While traveling in Mexico, American tourist Celia (Bennett, cult star of Dark Shadows and Suspiria) ditches her intended husband as well as a chatty travel companion (Gilligan's Island's Schafer) when she meets a mysterious, widowed architect/editors, Mark Lamphere (Redgrave, fresh off his creepy ventriloquist turn in Dead of Night). They wind up marrying, and she goes off to live with him; however, his house turns out to be an oddball domain containing seven rooms devoted to famous murderers, with the seventh kept perpetually locked. Also living under the same roof are his sister Caroline (Revere), his son David (Dennis), and disfigured housekeeper Miss Robey (O’Neil), all of whom might figure in the house's sinister secret.
The final 1940s film from director Fritz Lang closed out a streak of fascinating, wildly stylized thrillers like Cloak and Dagger and Ministry of Fear; as with two of his prior (and perhaps best) noirs, he again casts leading lady Joan Bennett from Scarlet Street and The Woman in the Window, this time surprisingly not playing a femme fatale. Adding to the air of marital discomfort is the fact that the film was executive produced by Bennett’s husband, Walter Wanger (who would soon shoot her agent in a jealous rage), under the banner of their troubled production company, Diana Pictures. A famously troubled production in many respects, Secret Beyond the Door wasn’t spoken of with much fondness by any of the participants, particularly its two leads. Already a notoriously demanding ringleader, Lang reportedly went into overdrive on this film and bore a particular grudge against cinematographer Stanley Cortez (soon to vault to legendary status with The Night of the Hunter and The Naked Kiss), who wasn’t Lang's first choice.

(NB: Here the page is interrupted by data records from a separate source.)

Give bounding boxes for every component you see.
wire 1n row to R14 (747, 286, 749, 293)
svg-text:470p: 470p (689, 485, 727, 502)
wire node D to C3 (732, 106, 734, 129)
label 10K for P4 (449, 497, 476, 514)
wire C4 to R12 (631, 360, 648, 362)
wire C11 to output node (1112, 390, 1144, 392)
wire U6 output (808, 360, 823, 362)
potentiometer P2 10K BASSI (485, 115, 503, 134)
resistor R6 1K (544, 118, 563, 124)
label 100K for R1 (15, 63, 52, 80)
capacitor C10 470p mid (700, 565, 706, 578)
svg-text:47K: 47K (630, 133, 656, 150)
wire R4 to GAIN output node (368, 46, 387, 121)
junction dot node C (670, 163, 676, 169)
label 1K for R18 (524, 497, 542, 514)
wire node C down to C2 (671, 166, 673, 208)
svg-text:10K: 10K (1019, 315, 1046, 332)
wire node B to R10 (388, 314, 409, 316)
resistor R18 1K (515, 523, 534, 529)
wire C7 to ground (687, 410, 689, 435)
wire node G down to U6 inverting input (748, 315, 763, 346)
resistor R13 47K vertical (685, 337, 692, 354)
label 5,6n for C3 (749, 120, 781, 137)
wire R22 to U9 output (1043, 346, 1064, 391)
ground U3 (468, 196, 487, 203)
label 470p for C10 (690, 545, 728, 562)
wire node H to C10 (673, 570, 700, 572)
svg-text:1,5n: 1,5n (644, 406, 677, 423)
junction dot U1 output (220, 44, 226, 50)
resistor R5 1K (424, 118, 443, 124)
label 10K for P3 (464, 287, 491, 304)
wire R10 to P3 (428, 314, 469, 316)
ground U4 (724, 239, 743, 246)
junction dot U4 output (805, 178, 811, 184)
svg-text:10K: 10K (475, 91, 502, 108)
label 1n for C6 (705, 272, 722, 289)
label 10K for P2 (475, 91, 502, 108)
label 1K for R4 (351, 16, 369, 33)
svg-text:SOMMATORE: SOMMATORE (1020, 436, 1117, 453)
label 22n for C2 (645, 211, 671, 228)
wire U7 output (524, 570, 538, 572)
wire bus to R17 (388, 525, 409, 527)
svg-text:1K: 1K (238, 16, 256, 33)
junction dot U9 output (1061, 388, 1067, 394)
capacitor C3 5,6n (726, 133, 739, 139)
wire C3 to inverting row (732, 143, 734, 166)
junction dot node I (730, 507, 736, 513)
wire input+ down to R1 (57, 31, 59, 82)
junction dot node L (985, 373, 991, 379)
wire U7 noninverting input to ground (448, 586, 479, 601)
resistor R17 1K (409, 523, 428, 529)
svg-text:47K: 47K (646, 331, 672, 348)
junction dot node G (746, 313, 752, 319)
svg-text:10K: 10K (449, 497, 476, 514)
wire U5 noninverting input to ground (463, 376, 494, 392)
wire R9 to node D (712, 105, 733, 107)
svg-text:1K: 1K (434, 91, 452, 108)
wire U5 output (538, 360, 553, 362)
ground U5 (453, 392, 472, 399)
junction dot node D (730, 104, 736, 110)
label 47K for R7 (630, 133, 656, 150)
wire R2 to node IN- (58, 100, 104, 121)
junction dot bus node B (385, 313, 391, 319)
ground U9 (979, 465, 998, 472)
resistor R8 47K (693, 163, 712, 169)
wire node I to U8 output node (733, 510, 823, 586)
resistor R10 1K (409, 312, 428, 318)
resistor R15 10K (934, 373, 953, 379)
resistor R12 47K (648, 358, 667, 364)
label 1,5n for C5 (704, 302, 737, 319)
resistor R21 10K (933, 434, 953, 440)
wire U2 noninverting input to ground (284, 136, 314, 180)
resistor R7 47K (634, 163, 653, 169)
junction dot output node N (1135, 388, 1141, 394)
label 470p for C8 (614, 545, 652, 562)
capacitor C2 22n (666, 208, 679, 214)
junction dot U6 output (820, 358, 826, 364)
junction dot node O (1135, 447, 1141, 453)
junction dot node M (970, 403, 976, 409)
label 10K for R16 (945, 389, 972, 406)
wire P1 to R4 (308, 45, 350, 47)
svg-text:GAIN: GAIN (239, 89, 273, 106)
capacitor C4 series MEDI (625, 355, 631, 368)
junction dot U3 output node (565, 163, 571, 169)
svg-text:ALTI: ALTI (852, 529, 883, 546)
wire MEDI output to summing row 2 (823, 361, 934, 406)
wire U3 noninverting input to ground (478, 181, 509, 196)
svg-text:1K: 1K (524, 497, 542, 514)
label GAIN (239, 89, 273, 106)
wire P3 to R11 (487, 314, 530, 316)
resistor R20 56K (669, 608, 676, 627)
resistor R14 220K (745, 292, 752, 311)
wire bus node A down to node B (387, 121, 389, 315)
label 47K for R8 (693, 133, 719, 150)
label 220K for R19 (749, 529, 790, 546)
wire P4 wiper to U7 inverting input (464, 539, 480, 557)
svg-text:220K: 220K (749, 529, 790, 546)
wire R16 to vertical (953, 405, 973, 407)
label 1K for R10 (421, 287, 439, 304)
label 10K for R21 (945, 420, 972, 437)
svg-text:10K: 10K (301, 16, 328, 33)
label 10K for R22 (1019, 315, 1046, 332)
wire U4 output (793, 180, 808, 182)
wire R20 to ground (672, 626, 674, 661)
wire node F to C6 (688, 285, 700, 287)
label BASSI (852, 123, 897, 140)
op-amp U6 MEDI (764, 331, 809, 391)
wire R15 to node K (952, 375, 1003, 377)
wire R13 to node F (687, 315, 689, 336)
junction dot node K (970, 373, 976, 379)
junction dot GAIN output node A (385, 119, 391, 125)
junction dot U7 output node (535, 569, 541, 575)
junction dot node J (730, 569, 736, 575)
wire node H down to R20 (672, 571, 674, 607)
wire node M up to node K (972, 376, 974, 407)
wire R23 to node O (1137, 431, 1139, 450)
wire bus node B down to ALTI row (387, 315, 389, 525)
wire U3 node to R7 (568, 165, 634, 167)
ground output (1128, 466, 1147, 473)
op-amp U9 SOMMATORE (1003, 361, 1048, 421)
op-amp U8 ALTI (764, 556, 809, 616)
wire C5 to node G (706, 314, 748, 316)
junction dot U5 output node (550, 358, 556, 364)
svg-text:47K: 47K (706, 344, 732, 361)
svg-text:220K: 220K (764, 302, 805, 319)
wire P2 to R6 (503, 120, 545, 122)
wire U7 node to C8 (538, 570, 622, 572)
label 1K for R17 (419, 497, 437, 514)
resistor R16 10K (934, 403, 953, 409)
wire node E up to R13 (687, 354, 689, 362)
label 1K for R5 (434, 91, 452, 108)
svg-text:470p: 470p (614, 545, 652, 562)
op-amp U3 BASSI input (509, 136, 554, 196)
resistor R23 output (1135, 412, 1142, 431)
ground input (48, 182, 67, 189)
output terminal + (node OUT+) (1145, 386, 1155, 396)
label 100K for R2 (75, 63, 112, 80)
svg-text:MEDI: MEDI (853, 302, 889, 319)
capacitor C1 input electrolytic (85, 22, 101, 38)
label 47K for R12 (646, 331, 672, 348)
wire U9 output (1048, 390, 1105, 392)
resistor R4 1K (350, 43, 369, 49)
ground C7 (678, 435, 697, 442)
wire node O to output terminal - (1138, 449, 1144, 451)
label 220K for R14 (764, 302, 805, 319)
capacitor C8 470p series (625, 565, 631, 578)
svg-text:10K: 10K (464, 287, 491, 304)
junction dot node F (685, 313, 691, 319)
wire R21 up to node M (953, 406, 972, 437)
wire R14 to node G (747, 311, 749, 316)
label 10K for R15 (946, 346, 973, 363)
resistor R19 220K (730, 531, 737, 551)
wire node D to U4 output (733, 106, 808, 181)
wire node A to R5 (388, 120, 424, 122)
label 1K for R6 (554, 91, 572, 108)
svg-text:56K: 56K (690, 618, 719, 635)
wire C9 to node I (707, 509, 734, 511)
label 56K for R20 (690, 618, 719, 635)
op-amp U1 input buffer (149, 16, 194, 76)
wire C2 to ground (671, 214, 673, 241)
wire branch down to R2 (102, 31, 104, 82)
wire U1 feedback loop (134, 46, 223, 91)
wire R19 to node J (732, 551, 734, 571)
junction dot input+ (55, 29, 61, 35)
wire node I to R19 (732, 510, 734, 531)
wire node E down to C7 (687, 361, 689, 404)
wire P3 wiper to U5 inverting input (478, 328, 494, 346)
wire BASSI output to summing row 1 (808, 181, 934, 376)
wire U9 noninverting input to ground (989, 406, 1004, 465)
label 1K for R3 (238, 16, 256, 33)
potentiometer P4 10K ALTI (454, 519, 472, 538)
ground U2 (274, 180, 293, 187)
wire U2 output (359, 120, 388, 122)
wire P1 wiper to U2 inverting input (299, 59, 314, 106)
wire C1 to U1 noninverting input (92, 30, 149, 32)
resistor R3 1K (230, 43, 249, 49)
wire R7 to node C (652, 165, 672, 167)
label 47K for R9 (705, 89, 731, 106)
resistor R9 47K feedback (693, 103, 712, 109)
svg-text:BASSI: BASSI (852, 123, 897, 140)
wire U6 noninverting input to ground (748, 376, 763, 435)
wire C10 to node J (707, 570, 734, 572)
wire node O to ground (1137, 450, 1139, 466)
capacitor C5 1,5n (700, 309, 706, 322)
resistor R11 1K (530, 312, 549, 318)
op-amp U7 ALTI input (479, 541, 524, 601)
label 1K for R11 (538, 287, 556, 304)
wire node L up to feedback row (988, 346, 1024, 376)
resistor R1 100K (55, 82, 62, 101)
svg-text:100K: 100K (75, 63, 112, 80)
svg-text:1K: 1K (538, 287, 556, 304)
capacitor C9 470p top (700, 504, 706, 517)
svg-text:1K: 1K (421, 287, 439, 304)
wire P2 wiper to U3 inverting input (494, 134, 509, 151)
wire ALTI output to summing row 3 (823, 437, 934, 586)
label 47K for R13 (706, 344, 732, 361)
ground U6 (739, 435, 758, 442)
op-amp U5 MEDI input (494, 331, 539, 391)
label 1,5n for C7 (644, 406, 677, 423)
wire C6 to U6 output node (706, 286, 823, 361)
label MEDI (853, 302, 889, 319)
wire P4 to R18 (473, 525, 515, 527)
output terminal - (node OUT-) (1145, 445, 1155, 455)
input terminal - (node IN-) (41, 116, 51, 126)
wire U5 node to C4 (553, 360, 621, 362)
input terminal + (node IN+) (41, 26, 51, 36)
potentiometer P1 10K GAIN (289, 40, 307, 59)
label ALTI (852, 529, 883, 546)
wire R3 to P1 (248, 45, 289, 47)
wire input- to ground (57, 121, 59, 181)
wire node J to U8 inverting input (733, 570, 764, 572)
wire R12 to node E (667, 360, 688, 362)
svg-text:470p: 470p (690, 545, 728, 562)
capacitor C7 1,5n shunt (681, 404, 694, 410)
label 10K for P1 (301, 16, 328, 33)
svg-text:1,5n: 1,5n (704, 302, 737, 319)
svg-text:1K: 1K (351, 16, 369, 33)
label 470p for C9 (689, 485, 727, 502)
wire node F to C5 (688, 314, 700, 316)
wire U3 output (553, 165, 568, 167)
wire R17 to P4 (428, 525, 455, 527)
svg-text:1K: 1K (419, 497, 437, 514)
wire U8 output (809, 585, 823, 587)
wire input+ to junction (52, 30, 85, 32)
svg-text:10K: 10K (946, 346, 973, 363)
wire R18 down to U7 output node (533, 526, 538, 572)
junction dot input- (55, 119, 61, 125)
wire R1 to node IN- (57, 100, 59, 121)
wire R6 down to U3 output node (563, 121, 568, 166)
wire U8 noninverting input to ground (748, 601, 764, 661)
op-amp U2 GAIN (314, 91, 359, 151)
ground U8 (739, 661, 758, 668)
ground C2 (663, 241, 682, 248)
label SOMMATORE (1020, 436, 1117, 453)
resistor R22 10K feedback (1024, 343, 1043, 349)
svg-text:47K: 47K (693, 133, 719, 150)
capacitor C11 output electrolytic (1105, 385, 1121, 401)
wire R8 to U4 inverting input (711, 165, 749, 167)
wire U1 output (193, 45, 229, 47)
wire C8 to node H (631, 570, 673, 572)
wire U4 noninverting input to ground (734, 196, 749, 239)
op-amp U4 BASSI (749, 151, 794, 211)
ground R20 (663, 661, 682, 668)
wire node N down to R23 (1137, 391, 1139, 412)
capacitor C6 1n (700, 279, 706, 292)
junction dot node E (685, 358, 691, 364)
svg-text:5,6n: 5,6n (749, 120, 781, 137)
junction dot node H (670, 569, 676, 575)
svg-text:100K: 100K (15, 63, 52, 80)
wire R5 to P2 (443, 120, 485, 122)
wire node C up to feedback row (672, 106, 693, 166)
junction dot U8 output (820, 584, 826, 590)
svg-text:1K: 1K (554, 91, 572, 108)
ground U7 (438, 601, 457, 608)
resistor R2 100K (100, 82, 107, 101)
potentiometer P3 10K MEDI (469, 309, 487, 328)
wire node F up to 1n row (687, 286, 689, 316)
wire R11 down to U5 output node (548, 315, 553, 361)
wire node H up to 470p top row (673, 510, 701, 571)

Against the odds, the film actually works like a charm if you throw away expectations of a tight narrative and instead soak in its bizarre, dreamlike atmosphere. From its opening frames of a paper boat wafting in a starlit lake the film is completely overripe and haunting, with Bennett’s hypnotic voiceover accompanied by animated visuals from none other than Walt Disney. The spirit of Alfred Hitchcock’s Spellbound hangs heavily here with a heavy emphasis on psychological symbolism (not to mention using the same composer, Miklós Rózsa) and the idea of a woman bonded to a man with a fuzzy, menacing past, but the execution is more bizarre than Hitch would have dared at the time.
The expressionistic photography by Cortez turns the film into a visual playground, almost becoming an experimental film in its final act and working as a fine fever dream with enough film noir touches to keep it grounded into some kind of recognizable genre.
It's also perhaps the most outrageous example of the “Who's this strange guy I married?” subgenre whose popularity exploded in the thrillers of the 1940s with glossy entertainments like Gaslight and Rebecca and morphed into the identity crisis science fiction films of the subsequent decade.
Released theatrically by Universal Pictures, Lang’s film went through a few different companies' hands before winding up in the Republic Pictures library, which led to a few VHS editions in the '80s. Like many other Republic titles, it went out of circulation for a couple of decades while DVDs appeared in both France and England. The latter featured a nice restored transfer from Exposure Cinema, while Paramount continued listing the film on its docket on and from since around 2006. Apart from the UK disc, watchable prints were scarce, and the VHS version looked so drab it did little to enhance the film’s neglected status among the director’s filmography.
As with other Republic noirs like The Dark Mirror, Lang's film was finally freed from movie jail with a 2012 release from Olive Films on both feature-only Blu-Ray and DVD editions. The HD transfer hasn't undergone any scrubbing or tweaking, which means what you're getting basically a sharp, film-like presentation with the occasional blemish but a huge uptick in texture and detail over any other version out there (and any of the really battered 16mm prints floating around). Boasting an attractive silvery sheen and rich black levels, it’s a very satisfying piece of work with lots of little touches finally visible right from the hand-drawn opening scene. This may not be the most commercial starting point for anyone looking to explore Lang's cinema, but if you want to see a Hollywood thriller amped up to operatic levels and shot through with a giddy surrealist sensibility, this one's hard to beat.